= V4 Kochi =

V4 Kochi is a political organisation cum movement based out of Kochi, Kerala. The organization was formed prior to the 2020 Kerala local elections to contest in Kochi Municipal Corporation. The stated objective of the organization was to ensure good governance through curbing corruption and implementing people-centric policies. The chief campaign controller of the movement was Nipun Cherian, an engineering professional. The organisation was composed of people who were previously associated with other independent movements like Aam Aadmi Party in the city. Other prominent leaders who founded the movement were Biju John, Sajan Aziz, Vincent John, Manoj, Shakeer Ali, Rihad P.A., S Venkateshwar, Cicily Jose, Mrs Helen Eapen John Jacob, Sujith CS, Jithin Vincent, Alexander Shaju, Elias John

The party got later renamed as V4 People.

== Electoral politics ==
In the Kerala local elections held in November 2020, the outfit contested in 59 divisions of Kochi Municipal Corporation garnering more than 20,000 votes and getting a 10.2 percent vote share. In three divisions namely Palarivattom, Nasrathu and Ayyappankavu, V4 Kochi came second and in ten divisions, they came to the third spot. In many places, their total number of votes exceeded the victory margin of leading candidates and thereby changed the poll dynamics.

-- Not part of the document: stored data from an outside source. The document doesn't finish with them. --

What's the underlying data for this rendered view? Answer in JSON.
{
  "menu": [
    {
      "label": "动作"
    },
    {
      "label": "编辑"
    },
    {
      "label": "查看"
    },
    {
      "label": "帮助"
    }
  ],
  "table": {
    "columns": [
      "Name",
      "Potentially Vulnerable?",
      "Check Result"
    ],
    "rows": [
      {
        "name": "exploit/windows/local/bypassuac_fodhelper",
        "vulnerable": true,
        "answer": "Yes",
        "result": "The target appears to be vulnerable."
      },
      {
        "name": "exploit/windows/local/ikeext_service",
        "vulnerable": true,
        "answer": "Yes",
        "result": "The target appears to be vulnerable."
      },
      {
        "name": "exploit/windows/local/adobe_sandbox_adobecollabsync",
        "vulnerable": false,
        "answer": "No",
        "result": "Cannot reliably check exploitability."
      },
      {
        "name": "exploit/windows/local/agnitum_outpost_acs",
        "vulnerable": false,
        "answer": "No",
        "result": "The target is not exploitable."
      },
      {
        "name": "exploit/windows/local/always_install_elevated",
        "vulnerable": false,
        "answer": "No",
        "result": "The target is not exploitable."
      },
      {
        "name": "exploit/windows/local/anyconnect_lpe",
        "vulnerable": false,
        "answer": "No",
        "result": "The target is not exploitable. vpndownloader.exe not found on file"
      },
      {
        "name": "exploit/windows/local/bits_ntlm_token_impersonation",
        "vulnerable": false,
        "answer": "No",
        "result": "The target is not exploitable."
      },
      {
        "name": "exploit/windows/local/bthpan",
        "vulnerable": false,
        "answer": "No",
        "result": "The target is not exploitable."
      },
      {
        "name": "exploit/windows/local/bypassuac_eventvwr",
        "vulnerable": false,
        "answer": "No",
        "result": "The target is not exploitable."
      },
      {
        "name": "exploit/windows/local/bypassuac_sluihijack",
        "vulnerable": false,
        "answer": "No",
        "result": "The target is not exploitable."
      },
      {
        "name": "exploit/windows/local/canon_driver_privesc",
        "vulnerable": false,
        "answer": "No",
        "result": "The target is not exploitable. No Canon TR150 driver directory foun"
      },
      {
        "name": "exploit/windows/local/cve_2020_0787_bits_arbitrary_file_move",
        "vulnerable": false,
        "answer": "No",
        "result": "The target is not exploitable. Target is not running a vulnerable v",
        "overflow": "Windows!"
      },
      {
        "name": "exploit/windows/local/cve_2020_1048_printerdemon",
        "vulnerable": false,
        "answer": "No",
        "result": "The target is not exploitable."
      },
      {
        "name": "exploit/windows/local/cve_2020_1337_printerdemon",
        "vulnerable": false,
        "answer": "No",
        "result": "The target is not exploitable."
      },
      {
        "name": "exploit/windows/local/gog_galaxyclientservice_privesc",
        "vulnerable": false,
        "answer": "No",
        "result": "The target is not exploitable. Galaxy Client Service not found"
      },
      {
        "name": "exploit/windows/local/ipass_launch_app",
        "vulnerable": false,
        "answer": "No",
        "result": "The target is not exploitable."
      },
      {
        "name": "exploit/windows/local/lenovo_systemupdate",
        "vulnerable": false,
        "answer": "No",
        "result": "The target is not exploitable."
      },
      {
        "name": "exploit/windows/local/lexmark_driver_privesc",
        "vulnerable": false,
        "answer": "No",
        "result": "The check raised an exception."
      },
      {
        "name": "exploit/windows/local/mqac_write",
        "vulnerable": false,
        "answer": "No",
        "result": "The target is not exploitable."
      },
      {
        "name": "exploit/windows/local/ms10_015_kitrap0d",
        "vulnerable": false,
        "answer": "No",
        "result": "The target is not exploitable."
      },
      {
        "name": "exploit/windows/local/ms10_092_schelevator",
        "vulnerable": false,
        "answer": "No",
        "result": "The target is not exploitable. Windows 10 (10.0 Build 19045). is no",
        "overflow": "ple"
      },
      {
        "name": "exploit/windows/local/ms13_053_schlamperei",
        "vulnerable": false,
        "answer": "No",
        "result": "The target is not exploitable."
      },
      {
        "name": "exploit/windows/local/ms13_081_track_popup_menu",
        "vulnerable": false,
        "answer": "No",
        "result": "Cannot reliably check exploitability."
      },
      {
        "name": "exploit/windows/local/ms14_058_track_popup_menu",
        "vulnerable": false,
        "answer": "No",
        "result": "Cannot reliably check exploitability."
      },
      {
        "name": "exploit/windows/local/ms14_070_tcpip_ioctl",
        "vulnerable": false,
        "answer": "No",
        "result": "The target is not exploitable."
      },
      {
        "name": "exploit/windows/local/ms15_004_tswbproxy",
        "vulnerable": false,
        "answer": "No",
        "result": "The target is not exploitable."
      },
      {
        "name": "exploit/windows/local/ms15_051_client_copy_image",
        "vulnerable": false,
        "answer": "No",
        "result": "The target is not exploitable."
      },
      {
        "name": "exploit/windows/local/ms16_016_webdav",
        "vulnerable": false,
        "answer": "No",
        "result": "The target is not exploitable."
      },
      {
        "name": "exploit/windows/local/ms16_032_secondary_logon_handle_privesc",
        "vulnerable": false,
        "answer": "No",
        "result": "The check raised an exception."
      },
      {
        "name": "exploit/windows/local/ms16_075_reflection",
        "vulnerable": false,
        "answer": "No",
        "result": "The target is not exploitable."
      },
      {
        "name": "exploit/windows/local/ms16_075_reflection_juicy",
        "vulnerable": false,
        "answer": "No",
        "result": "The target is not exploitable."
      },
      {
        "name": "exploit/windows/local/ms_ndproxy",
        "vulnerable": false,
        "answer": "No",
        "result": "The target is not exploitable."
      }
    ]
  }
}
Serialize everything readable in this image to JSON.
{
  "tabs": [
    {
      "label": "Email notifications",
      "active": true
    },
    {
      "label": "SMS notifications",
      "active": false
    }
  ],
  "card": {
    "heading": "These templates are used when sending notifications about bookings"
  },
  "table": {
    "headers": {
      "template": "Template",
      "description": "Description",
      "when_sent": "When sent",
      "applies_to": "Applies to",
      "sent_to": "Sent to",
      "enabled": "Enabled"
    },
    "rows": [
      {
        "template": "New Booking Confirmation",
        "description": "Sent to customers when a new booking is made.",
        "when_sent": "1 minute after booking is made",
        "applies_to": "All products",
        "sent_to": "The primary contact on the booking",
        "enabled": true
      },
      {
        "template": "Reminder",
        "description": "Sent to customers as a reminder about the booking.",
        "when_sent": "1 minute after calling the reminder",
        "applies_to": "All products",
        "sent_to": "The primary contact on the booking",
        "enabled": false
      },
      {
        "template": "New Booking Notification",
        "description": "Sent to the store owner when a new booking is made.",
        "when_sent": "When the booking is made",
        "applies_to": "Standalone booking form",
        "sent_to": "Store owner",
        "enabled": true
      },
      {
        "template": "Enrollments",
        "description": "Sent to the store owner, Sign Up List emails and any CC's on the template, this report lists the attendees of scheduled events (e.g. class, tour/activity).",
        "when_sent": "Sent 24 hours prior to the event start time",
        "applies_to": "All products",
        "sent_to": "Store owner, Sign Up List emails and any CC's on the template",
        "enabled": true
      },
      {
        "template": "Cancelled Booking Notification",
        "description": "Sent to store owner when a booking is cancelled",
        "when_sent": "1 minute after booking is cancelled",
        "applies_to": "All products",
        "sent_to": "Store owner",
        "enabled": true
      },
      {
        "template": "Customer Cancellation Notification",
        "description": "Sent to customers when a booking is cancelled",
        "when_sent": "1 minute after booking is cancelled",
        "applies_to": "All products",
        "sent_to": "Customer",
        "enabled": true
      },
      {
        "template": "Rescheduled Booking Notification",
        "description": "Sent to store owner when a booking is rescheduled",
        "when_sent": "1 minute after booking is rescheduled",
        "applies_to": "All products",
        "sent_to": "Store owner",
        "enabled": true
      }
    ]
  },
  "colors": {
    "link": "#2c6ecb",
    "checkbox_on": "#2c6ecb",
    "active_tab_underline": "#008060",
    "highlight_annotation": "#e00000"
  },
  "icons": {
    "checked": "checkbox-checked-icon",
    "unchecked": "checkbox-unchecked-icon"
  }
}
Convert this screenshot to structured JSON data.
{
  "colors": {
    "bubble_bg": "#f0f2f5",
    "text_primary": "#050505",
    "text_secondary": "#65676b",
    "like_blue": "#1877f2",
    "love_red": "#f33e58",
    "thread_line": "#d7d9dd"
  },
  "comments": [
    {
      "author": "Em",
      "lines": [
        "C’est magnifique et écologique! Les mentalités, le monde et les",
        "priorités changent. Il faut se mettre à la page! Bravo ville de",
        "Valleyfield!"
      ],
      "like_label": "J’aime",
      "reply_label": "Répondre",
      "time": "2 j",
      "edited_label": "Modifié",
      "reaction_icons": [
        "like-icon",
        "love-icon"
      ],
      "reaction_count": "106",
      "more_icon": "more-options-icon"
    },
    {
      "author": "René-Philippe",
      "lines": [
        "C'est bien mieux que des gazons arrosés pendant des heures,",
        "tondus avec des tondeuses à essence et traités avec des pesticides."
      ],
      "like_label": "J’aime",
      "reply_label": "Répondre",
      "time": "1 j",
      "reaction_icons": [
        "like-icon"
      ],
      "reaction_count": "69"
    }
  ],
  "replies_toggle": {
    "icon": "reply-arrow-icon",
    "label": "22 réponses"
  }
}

The party fielded three candidates in Ernakulam, Thrikkakara, and Kochi assembly constituencies for the 2021 Kerala Legislative Assembly election registering less than 2% vote share in all the three places.

== Activism ==
The members of V4 Kochi were involved in protests associated with delay in inaugurating the flyover at Vyttila and few members were arrested in connection with skirmish that occurred on 5 January 2021 following unauthorized informal opening of the flyover.

Under the leadership of Nipun cherian, V4 Kochi campaigned for the rights of the people of Chellanam, especially Maruvakkad padashekharam. The localities were affected by flood and had pathetic living conditions due to flood which was caused by unauthorized Aquaculture Mafia holding the padashekharam that was meant for agriculture, without dewatering in the monsoon season. The organization acted politically as well as by means of law and tried to raise the issue before High Court of Kerala. The efforts did not succeed and Nipun Cherian accused the Judge of corruption, which led to a contempt of court case against him, and to his imprisonment for four months as he was not willing to apologize for the allegations he raised against the Judge.